Ingredients:
- 4 medium Tilapia fillets (approx. 150g / 6 oz each)
- 60g / 1/2 cup All-purpose (plain) flour
- 1/2 tsp Fine sea salt (for dredging station)
- 1/4 tsp Black pepper (for dredging station)
- 2 large Eggs, lightly beaten
- 1 tbsp Milk (any type) or water
- 150g / 1 1/2 cups Japanese Panko breadcrumbs
- 1 tsp Dried oregano
- 1/2 tsp Dried thyme
- 1 small Lemon, zested (save the juice for serving)
- 1/4 tsp Garlic powder
- 2 tbsp Olive oil or high-heat vegetable oil (for brushing)
Instructions:
- Preheat your oven to 220°C (425°F). Line a baking sheet with parchment paper. For extra crispiness, use a wire rack placed over the sheet.
- Pat the tilapia fillets absolutely dry using kitchen paper—this is crucial for the crust to stick properly. Season the fillets lightly with salt and pepper.

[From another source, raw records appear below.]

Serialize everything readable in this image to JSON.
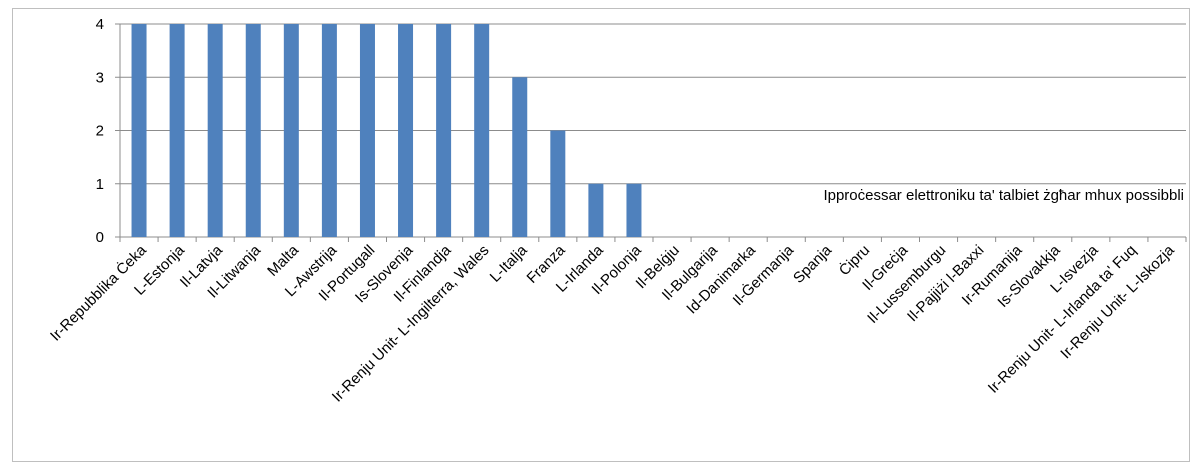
{
  "chart_data": {
    "type": "bar",
    "categories": [
      "Ir-Repubblika Ċeka",
      "L-Estonja",
      "Il-Latvja",
      "Il-Litwanja",
      "Malta",
      "L-Awstrija",
      "Il-Portugall",
      "Is-Slovenja",
      "Il-Finlandja",
      "Ir-Renju Unit- L-Ingilterra, Wales",
      "L-Italja",
      "Franza",
      "L-Irlanda",
      "Il-Polonja",
      "Il-Belġju",
      "Il-Bulgarija",
      "Id-Danimarka",
      "Il-Ġermanja",
      "Spanja",
      "Ċipru",
      "Il-Greċja",
      "Il-Lussemburgu",
      "Il-Pajjiżi l-Baxxi",
      "Ir-Rumanija",
      "Is-Slovakkja",
      "L-Isvezja",
      "Ir-Renju Unit- L-Irlanda ta' Fuq",
      "Ir-Renju Unit- L-Iskozja"
    ],
    "values": [
      4,
      4,
      4,
      4,
      4,
      4,
      4,
      4,
      4,
      4,
      3,
      2,
      1,
      1,
      0,
      0,
      0,
      0,
      0,
      0,
      0,
      0,
      0,
      0,
      0,
      0,
      0,
      0
    ],
    "title": "",
    "xlabel": "",
    "ylabel": "",
    "ylim": [
      0,
      4
    ],
    "yticks": [
      "0",
      "1",
      "2",
      "3",
      "4"
    ],
    "grid": true,
    "legend": "none",
    "bar_color": "#4f81bd",
    "annotation": "Ipproċessar elettroniku ta' talbiet żgħar mhux possibbli"
  }
}
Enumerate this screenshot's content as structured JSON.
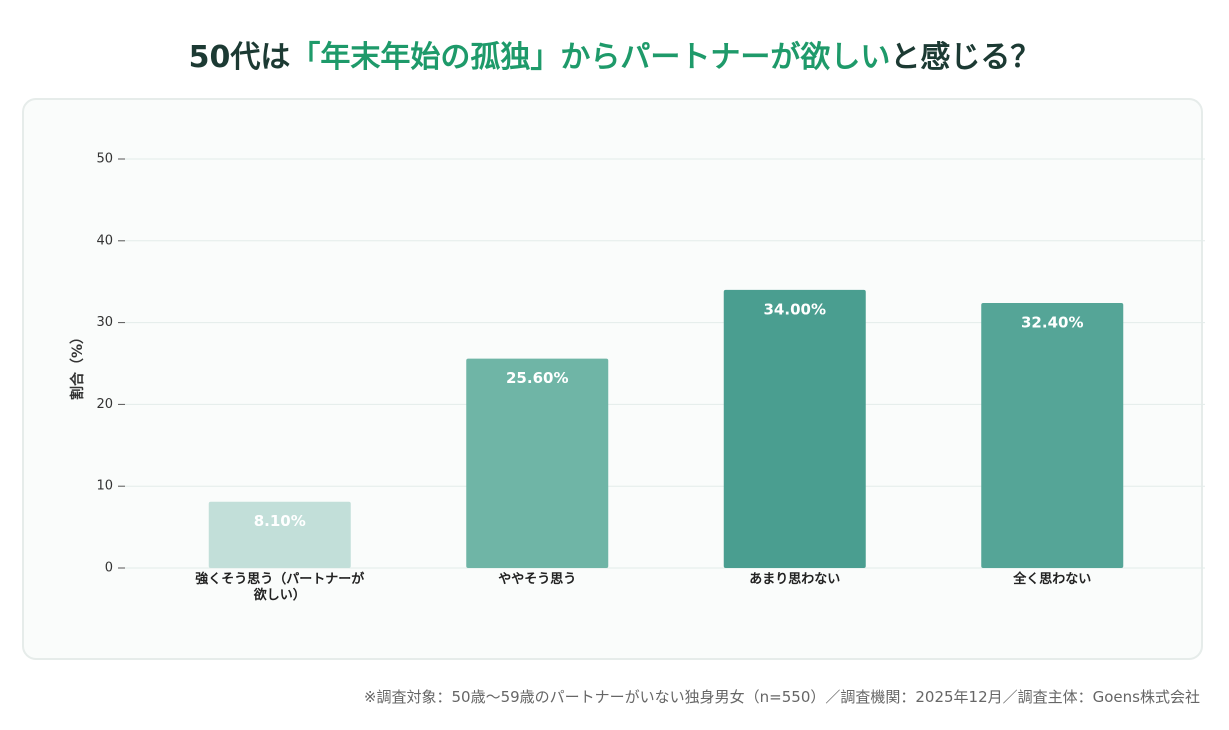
{
  "title_parts": [
    "50代は",
    "「年末年始の孤独」からパートナーが欲しい",
    "と感じる？"
  ],
  "chart_data": {
    "type": "bar",
    "y_label": "割合（%）",
    "categories": [
      "強くそう思う（パートナーが欲しい）",
      "ややそう思う",
      "あまり思わない",
      "全く思わない"
    ],
    "values": [
      8.1,
      25.6,
      34.0,
      32.4
    ],
    "value_labels": [
      "8.10%",
      "25.60%",
      "34.00%",
      "32.40%"
    ],
    "colors": [
      "#c2dfd9",
      "#6fb5a6",
      "#4a9e90",
      "#55a597"
    ],
    "ylim": [
      0,
      50
    ],
    "yticks": [
      0,
      10,
      20,
      30,
      40,
      50
    ],
    "grid": true
  },
  "footnote": "※調査対象：50歳〜59歳のパートナーがいない独身男女（n=550）／調査機関：2025年12月／調査主体：Goens株式会社"
}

- Set up three shallow dredging dishes. Dish 1: Combine the flour, salt, and pepper. Dish 2: Whisk the eggs and milk/water until fully combined. Dish 3: Combine the Panko breadcrumbs, lemon zest, oregano, thyme, and garlic powder. Mix thoroughly.
- Take one fillet and lightly coat it completely in the flour mixture (Dish 1). Shake off any excess flour.
- Immediately dip the floured fillet into the egg wash (Dish 2), allowing any excess to drip off. Ensure the fish is coated everywhere.
- Place the wet fillet into the seasoned Panko (Dish 3). Press the Panko firmly onto the fish using your hand or a fork to ensure a thick, even coating.
- Transfer the crusted fillet immediately onto the prepared baking sheet or rack. Repeat this process with the remaining fillets.
- Lightly brush or spray the top surface of the Panko crusts with olive oil or cooking spray. This guarantees a beautiful golden-brown color and maximum crunch.
- Bake for 12 to 15 minutes. The fillets are done when the crust is deeply golden brown, crunchy, and the fish flakes easily when tested with a fork.
- Remove from the oven. Squeeze the reserved fresh lemon juice over the hot fillets immediately before serving.